Vol. 11 #03: Thursday, December 29, 2005
Calgary's News & Entertainment Weekly
FFWD Weekly
BOOKS
by BRYN EVANS
Memoirs of a ghost
Book reveals prolific career as phantom pen
>>FEATURE
GHOSTING: A DOUBLE LIFE
Jennie Erdal
Doubleday, 288 pp.

Ghostwriting, despite its spooky moniker, is more commonplace than we realize, and can be found in ads, instructions, political speeches, even journalism. But would you write a book and let someone else put his name on it?

Jennie Erdal did – and did it a number of times, authoring novels, works of non-fiction and even a widely syndicated newspaper column over a period of years for a wealthy and noted U.K. publisher.

Eventually the collusion between the two ended, and Erdal wrote her new memoir, Ghosting. It’s the first work she’s written to appear under her own name.

"I’m not trying to explain or apologize," says Erdal of the motivation behind her book. "I do feel that I have to give reasons why it lasted as long as it did." Her job was to realize the literary ambitions of her publisher, "Tiger" – his pseudonym in the book. The works mainly drew upon his two favourite delights – women and sex – and he referred to it as "their" work, as if she was there merely to corral his brilliance into something resembling a proper shape. It was a confusing task, writing imaginatively while also trying to imagine what someone else would write.

"When I had to write the novels, or when he decided he wanted to become a novelist, it was a scary business," says Erdal. "You don’t have anything to say to fill the pages." In order to come up with something, Erdal channelled her own fears and preoccupations (including a painful divorce) into the fiction. Tiger ultimately wanted his sex, though, and Erdal writes hilariously of the squeamish confusion involved in trying to bring his vaguely conceived ideas into being, including one bizarre notion involving two young female cousins able to have simultaneous orgasms – on opposite sides of the globe, no less.

The memoir isn’t an act of revenge. Tiger appears in his grandiose splendour, pompous and propelled by his own sense of unassailable purpose, but Erdal has managed to create a human portrait.

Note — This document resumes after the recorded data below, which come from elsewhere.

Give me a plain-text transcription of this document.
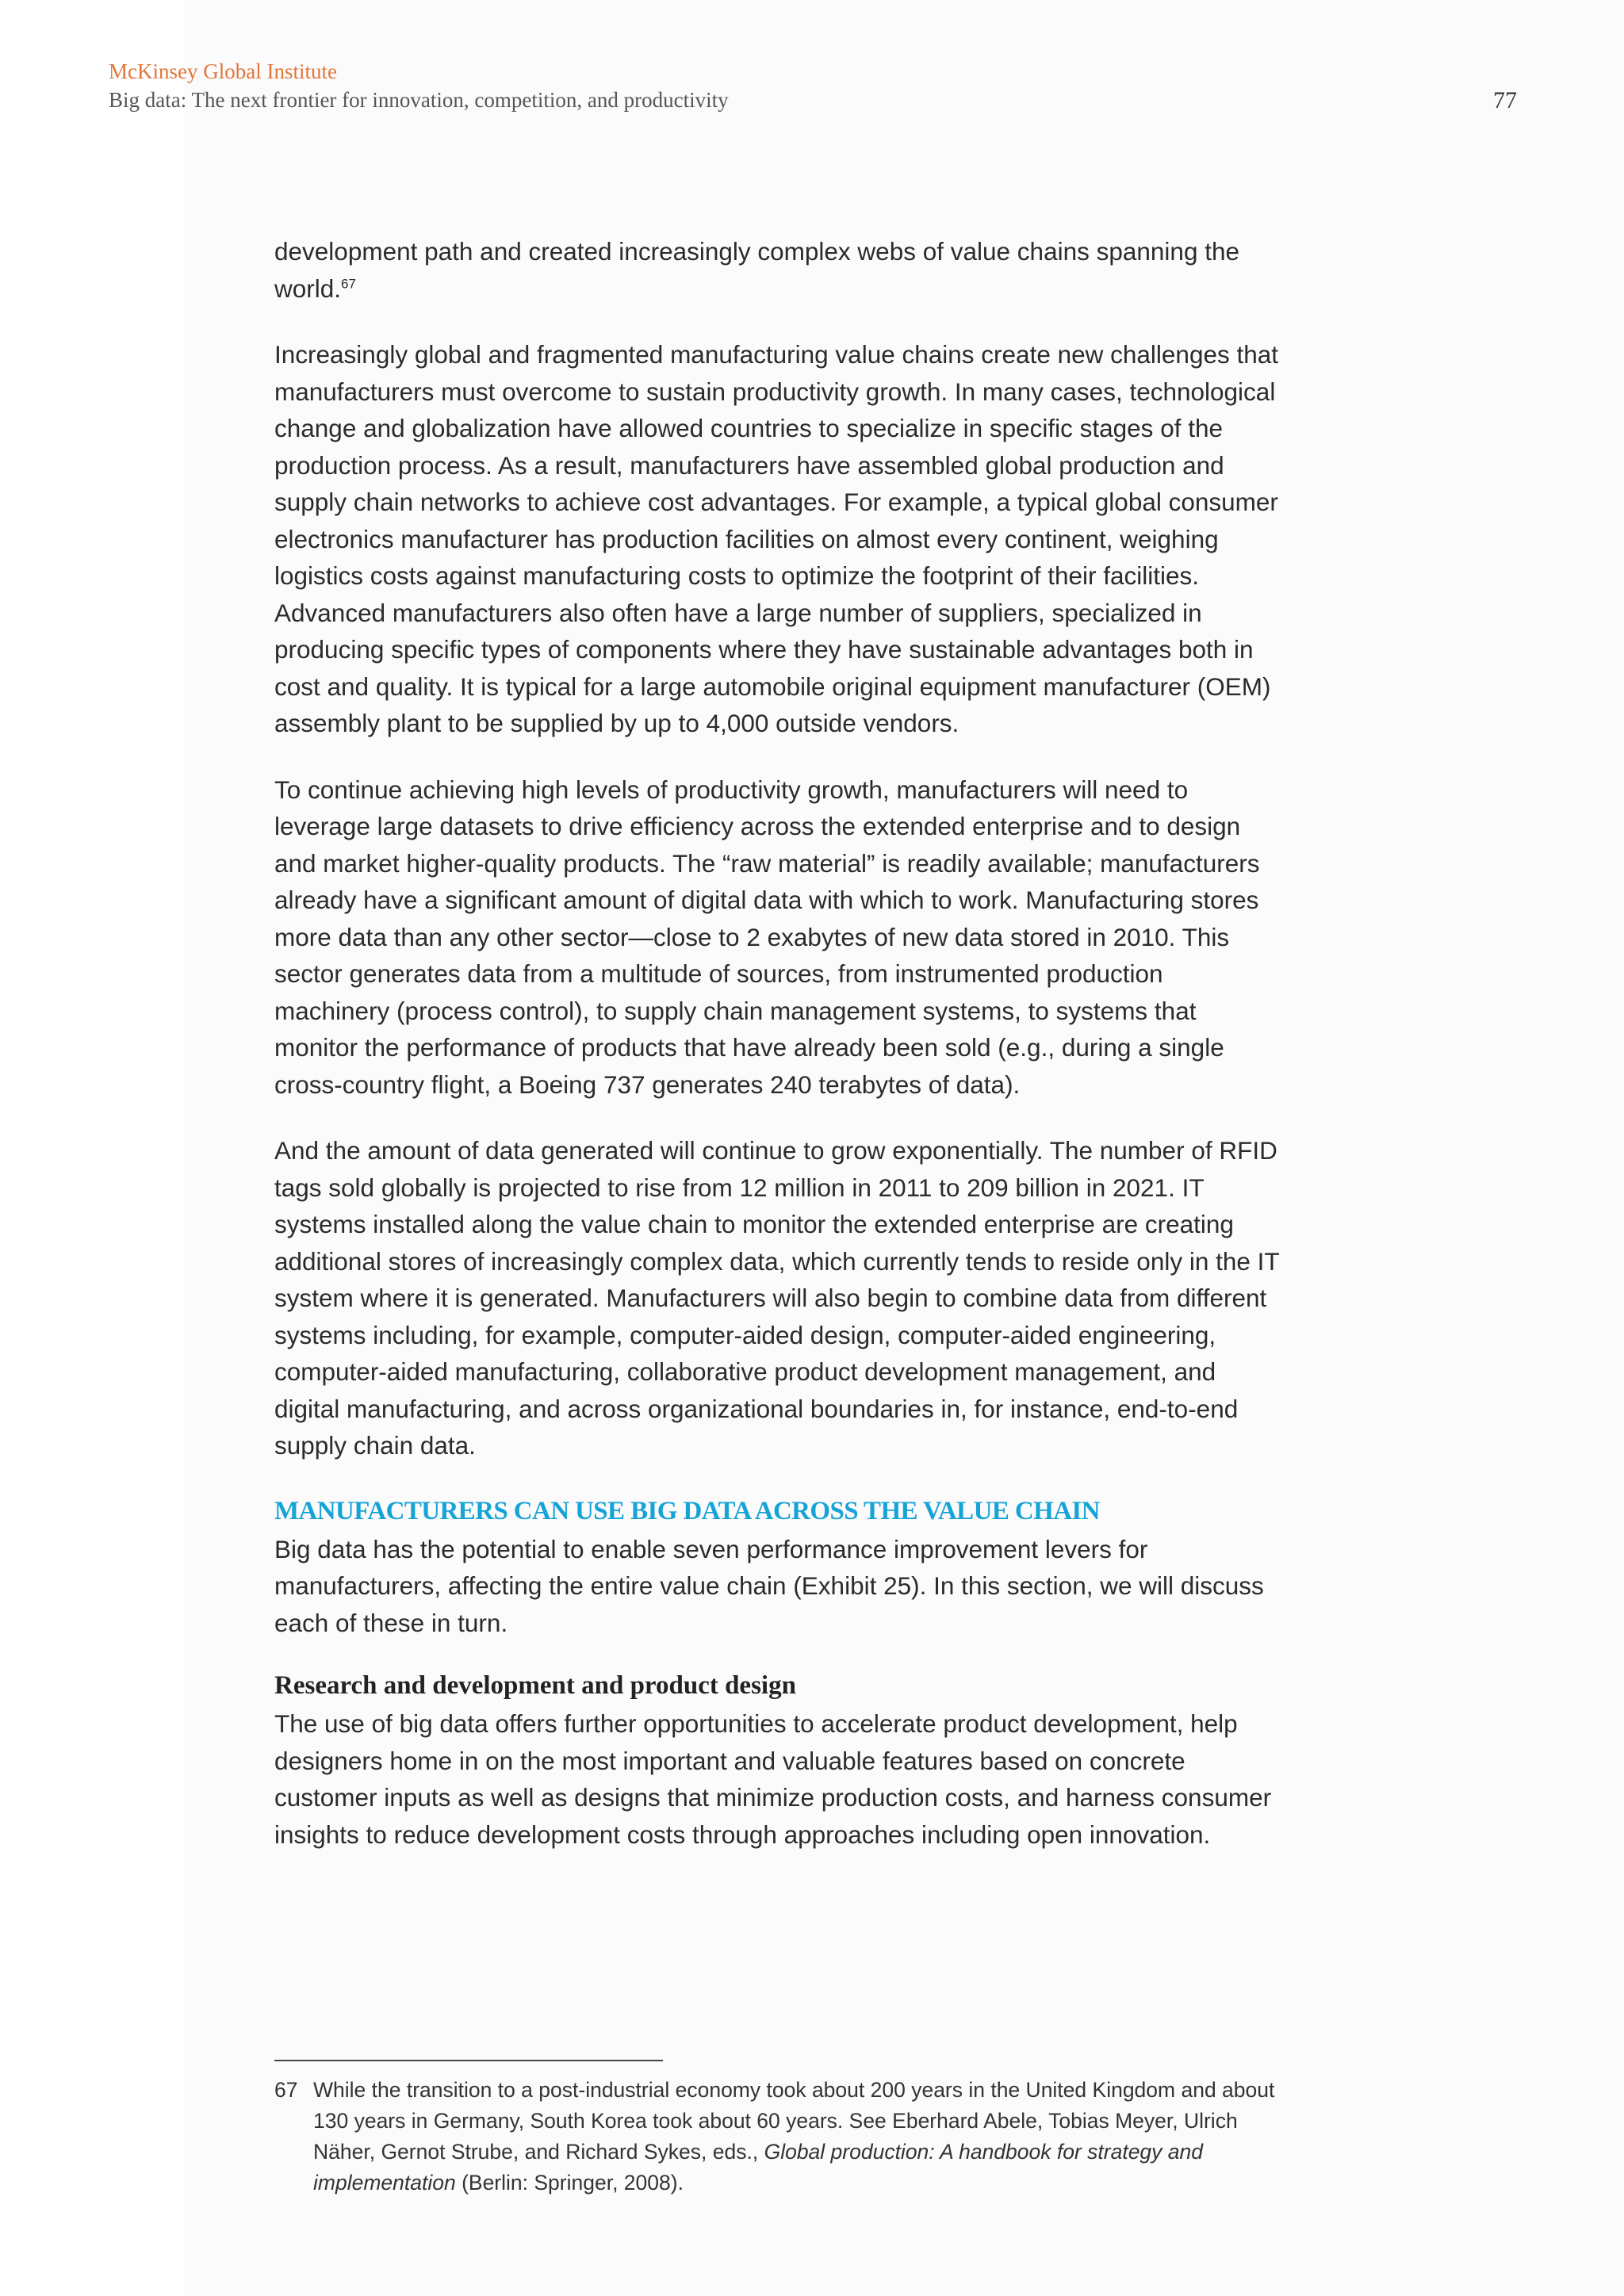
McKinsey Global Institute
Big data: The next frontier for innovation, competition, and productivity	77

development path and created increasingly complex webs of value chains spanning the world.$^{67}$

Increasingly global and fragmented manufacturing value chains create new challenges that manufacturers must overcome to sustain productivity growth. In many cases, technological change and globalization have allowed countries to specialize in specific stages of the production process. As a result, manufacturers have assembled global production and supply chain networks to achieve cost advantages. For example, a typical global consumer electronics manufacturer has production facilities on almost every continent, weighing logistics costs against manufacturing costs to optimize the footprint of their facilities. Advanced manufacturers also often have a large number of suppliers, specialized in producing specific types of components where they have sustainable advantages both in cost and quality. It is typical for a large automobile original equipment manufacturer (OEM) assembly plant to be supplied by up to 4,000 outside vendors.

To continue achieving high levels of productivity growth, manufacturers will need to leverage large datasets to drive efficiency across the extended enterprise and to design and market higher-quality products. The “raw material” is readily available; manufacturers already have a significant amount of digital data with which to work. Manufacturing stores more data than any other sector—close to 2 exabytes of new data stored in 2010. This sector generates data from a multitude of sources, from instrumented production machinery (process control), to supply chain management systems, to systems that monitor the performance of products that have already been sold (e.g., during a single cross-country flight, a Boeing 737 generates 240 terabytes of data).

And the amount of data generated will continue to grow exponentially. The number of RFID tags sold globally is projected to rise from 12 million in 2011 to 209 billion in 2021. IT systems installed along the value chain to monitor the extended enterprise are creating additional stores of increasingly complex data, which currently tends to reside only in the IT system where it is generated. Manufacturers will also begin to combine data from different systems including, for example, computer-aided design, computer-aided engineering, computer-aided manufacturing, collaborative product development management, and digital manufacturing, and across organizational boundaries in, for instance, end-to-end supply chain data.

MANUFACTURERS CAN USE BIG DATA ACROSS THE VALUE CHAIN

Big data has the potential to enable seven performance improvement levers for manufacturers, affecting the entire value chain (Exhibit 25). In this section, we will discuss each of these in turn.

Research and development and product design

The use of big data offers further opportunities to accelerate product development, help designers home in on the most important and valuable features based on concrete customer inputs as well as designs that minimize production costs, and harness consumer insights to reduce development costs through approaches including open innovation.

67 While the transition to a post-industrial economy took about 200 years in the United Kingdom and about 130 years in Germany, South Korea took about 60 years. See Eberhard Abele, Tobias Meyer, Ulrich Näher, Gernot Strube, and Richard Sykes, eds., Global production: A handbook for strategy and implementation (Berlin: Springer, 2008).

"He was maddening, infuriating – but I liked the guy," she admits. "As I say in the book, his facts are tangled up with his virtues." Erdal’s role as ghostwriter had been exposed years before she wrote her book. As well, the real Tiger has just finished publishing the second of a series of memoirs – "Nothing like what happened," says Erdal. "It’s pitiful in a way, but not a surprise, in knowing who he is."

Much of Ghosting’s psychology draws on Erdal’s childhood reverence for the power of words and language, and her time spent as a translator. "Editing is like translating – you do a kind of disappearing act, which is where I prefer to be. I think it’s much better to be in the shadows," she says.

Originally, Erdal began to write a novel based on her experiences, until she realized that the real story was bizarre enough. "I don’t think there is a rigid division between (factual) narrative and fiction," she says. "What I tried to do was not to spare myself from the truth."

When asked about the works that she wrote for Tiger, Erdal responds two ways. "Sometimes I blush – I think I was desperate at the time. Usually, though, what comes back is a feeling. When I left, I thought of myself for a long time as a recovering ghost," she says. "Without the ‘apprenticeship,’ I wouldn’t have become the writer I am."